Everyday folk didn’t speak Latin. They spoke French, and dependent on the particular town or region they lived in, it may or may not be the same French as the village they could see on the horizon across the river. But mostly it wasn’t. Those fortunate enough to learn Latin were at an immediate advantage over the masses, who would never know if you’d accurately translated it into their dialect or not. Which was unlikely as even scholars couldn’t keep up with how quickly their vocabulary changed. Latin was effective because it tended to contain the same words and meanings from one year to the next, unlike French dialects whose words multiplied faster than plankton.
“Hold on. I’ll do a dummy’s version,” said Michel curtly, looking at Phil in disdain. Moments later he handed him a French version on a new piece of parchment.
The great squawker, audacious, without shame
Will be elected governor of the army
The stoutness of his competitor,
The bridge being broken, the city fainting from fear
“Um, ok. What’s this a prophecy about?” asked Phil, genuinely confused by it.
“You mean you don’t know?! Why don’t you try to work it out?”

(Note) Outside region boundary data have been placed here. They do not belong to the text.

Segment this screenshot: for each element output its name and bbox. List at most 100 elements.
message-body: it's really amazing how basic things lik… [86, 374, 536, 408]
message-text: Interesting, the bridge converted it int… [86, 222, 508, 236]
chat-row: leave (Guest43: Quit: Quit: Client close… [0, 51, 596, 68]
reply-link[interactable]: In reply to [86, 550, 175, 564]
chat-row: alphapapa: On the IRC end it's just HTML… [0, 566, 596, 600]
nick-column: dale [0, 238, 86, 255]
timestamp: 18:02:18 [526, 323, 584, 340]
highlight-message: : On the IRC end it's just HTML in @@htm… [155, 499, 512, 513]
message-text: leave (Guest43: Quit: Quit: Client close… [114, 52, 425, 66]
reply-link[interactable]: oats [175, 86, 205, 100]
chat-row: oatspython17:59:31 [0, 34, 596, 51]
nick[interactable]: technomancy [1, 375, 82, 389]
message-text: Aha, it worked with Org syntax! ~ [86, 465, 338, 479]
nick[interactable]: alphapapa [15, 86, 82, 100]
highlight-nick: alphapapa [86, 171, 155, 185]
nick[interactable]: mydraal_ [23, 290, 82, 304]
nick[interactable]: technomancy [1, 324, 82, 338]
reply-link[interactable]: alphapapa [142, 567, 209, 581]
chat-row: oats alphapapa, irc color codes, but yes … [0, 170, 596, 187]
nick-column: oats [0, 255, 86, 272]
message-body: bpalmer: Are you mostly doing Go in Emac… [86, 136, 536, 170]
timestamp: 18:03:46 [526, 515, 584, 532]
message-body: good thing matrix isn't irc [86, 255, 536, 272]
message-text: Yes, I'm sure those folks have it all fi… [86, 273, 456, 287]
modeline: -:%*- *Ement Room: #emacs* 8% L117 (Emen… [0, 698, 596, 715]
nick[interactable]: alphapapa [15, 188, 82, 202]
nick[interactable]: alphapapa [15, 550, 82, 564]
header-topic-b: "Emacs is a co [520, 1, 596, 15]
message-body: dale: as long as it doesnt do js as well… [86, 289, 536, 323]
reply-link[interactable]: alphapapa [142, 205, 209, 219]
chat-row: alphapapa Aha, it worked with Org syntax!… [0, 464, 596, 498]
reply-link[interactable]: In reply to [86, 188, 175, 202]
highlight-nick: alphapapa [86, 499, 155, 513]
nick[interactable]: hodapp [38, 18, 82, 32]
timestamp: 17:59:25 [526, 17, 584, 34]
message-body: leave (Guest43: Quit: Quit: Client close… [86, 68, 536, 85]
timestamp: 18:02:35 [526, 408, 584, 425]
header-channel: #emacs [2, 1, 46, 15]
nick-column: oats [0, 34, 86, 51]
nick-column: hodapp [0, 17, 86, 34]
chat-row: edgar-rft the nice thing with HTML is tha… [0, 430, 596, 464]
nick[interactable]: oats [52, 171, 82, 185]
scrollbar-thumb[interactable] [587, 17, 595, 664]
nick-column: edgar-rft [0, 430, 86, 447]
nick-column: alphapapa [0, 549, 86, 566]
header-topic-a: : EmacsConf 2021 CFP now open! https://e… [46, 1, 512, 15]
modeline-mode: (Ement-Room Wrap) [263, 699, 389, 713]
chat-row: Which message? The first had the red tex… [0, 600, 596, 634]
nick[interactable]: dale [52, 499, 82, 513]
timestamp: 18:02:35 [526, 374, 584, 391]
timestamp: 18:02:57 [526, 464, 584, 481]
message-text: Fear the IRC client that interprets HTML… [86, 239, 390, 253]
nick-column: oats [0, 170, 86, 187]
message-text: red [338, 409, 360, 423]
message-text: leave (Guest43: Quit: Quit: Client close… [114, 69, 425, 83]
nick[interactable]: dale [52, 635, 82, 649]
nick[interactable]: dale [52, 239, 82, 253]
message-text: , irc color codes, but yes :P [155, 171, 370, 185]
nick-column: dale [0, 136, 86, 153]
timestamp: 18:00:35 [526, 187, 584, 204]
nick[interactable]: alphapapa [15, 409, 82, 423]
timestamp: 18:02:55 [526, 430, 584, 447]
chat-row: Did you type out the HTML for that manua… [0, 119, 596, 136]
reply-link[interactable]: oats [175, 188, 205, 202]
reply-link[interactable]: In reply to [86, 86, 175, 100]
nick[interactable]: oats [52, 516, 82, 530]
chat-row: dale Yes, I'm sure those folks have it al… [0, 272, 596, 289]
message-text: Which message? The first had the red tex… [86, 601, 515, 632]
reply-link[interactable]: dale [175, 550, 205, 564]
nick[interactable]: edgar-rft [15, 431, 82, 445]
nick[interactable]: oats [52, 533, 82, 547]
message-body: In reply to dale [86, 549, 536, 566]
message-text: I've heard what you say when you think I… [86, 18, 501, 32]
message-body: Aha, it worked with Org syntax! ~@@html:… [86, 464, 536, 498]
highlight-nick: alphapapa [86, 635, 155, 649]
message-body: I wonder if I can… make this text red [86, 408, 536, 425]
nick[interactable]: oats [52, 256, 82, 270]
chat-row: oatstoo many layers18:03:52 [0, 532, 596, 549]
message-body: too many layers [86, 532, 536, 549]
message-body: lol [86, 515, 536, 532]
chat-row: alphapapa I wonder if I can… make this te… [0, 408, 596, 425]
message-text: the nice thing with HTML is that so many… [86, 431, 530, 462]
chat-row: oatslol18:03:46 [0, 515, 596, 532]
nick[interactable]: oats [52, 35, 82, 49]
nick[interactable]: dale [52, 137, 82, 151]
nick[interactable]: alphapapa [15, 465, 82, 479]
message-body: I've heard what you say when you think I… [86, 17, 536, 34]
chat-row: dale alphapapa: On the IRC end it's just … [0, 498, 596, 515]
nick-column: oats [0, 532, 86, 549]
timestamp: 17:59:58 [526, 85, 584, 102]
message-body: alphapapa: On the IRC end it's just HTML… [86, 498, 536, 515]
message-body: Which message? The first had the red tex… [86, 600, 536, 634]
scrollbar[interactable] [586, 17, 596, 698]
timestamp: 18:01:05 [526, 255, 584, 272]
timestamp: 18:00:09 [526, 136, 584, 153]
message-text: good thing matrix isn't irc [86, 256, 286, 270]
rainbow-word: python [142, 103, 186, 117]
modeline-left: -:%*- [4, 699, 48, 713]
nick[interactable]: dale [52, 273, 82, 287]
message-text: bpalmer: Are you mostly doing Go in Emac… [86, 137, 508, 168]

Phil reread the four lines to see if he was missing anything crucial before concluding that the only thing missing was meaning.
“If I had to guess, and it’s just that, by the way, I’d say a really big bird, that’s the squawker, of unknown species, is going to take over an army and do something unspeakable to a bridge that will make everyone faint. I mean birds can be very messy, can’t they? Not sure it would make anyone faint, though. Actually, now I think about it, I think the bridge might be a metaphor. Maybe the bridge is really a branch?”

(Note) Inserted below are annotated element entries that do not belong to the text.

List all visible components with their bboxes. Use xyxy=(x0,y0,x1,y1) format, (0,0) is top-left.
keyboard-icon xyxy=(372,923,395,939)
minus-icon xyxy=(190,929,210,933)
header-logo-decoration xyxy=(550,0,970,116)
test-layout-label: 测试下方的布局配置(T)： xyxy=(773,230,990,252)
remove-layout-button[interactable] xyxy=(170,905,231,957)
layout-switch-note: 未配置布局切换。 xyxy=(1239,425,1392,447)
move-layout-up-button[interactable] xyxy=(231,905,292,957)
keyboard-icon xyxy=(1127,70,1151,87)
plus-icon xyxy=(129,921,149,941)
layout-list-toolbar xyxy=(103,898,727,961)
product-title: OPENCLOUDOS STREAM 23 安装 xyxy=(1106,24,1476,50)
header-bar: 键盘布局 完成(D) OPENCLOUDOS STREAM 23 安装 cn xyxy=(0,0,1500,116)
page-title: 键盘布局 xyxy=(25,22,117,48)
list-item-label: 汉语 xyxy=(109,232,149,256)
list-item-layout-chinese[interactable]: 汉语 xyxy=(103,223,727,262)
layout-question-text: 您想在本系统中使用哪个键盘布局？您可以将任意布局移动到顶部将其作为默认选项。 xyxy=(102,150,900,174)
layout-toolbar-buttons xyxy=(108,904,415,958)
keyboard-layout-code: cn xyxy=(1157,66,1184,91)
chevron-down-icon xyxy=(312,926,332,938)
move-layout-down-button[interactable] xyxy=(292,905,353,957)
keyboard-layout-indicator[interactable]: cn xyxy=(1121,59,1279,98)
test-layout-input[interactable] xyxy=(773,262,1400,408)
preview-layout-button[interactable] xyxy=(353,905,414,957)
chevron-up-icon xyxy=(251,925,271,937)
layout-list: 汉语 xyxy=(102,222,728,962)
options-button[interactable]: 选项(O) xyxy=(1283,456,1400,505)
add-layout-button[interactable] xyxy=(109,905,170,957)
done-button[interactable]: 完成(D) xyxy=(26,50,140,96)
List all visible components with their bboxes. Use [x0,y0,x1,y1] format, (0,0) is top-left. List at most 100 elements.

“Obviously that’s not it,” replied Michel.
“Ok then genius, tell me, as you’re so b
loody clever.”
“I’m seeing a loud, brash royal figure ascending to the head of an army before crushing his foe at a notorious city with a bridge, where they will lay siege to it until the people’s will is broken.”
“Which one?”
“Which what?” asked Michel, rather caught out. He wasn’t used to being challenged.
“Well, where do I start? Which royal figure? Which city? Which bridge?”
“I’m sure it’ll become obvious when it happens.”
“But what good is that if someone is reading your prophecies today in the hope of avoiding whatever it is that’s going to happen tomorrow? Does everyone just avoid visiting any major city that has a bridge? Venice will be deserted.”
“Don’t be silly. Not avoid, just take precautions when you’re there.”
“What like watch out for squawking generals, you mean!?”
“Exactly.”
“You know, you should branch out into travel guides.”
“The cosmic energy isn’t easy to control, you have to take from it what you can.”
“And do people really believe this stuff?” said Phil, never one for holding much sway in the future and being more preoccupied with getting through each day unscathed. He thought it unlikely that Nostradamus’s prophecies could help him much there.
“Absolutely. I have customers all over the country. The rich and powerful pay me to write their star charts and I offer personal predictions just for them. I’ve even worked for the royal family, you know.”
“But why do they believe it?”
“Because I write the truth.”
“Is that right?” replied Phil sceptically. “And why aren’t you allowed to write ‘the truth’ at the moment. Why did the Church throw you in here if your work is so reliable?”
“Because the Church is in a panic about all this Calvinism nonsense and they don’t want to take a chance that someone like me will predict the Catholics losing. Even greater than that, they fear the very slim chance that I might make an incorrect prediction about them. Now they won’t let anyone publish anything until they’ve had the chance to read through them to make amendments.”
“Good luck to them, not sure they’d make any sense of it anyway. You could make this prediction fit almost anything in retrospect,” added Phil.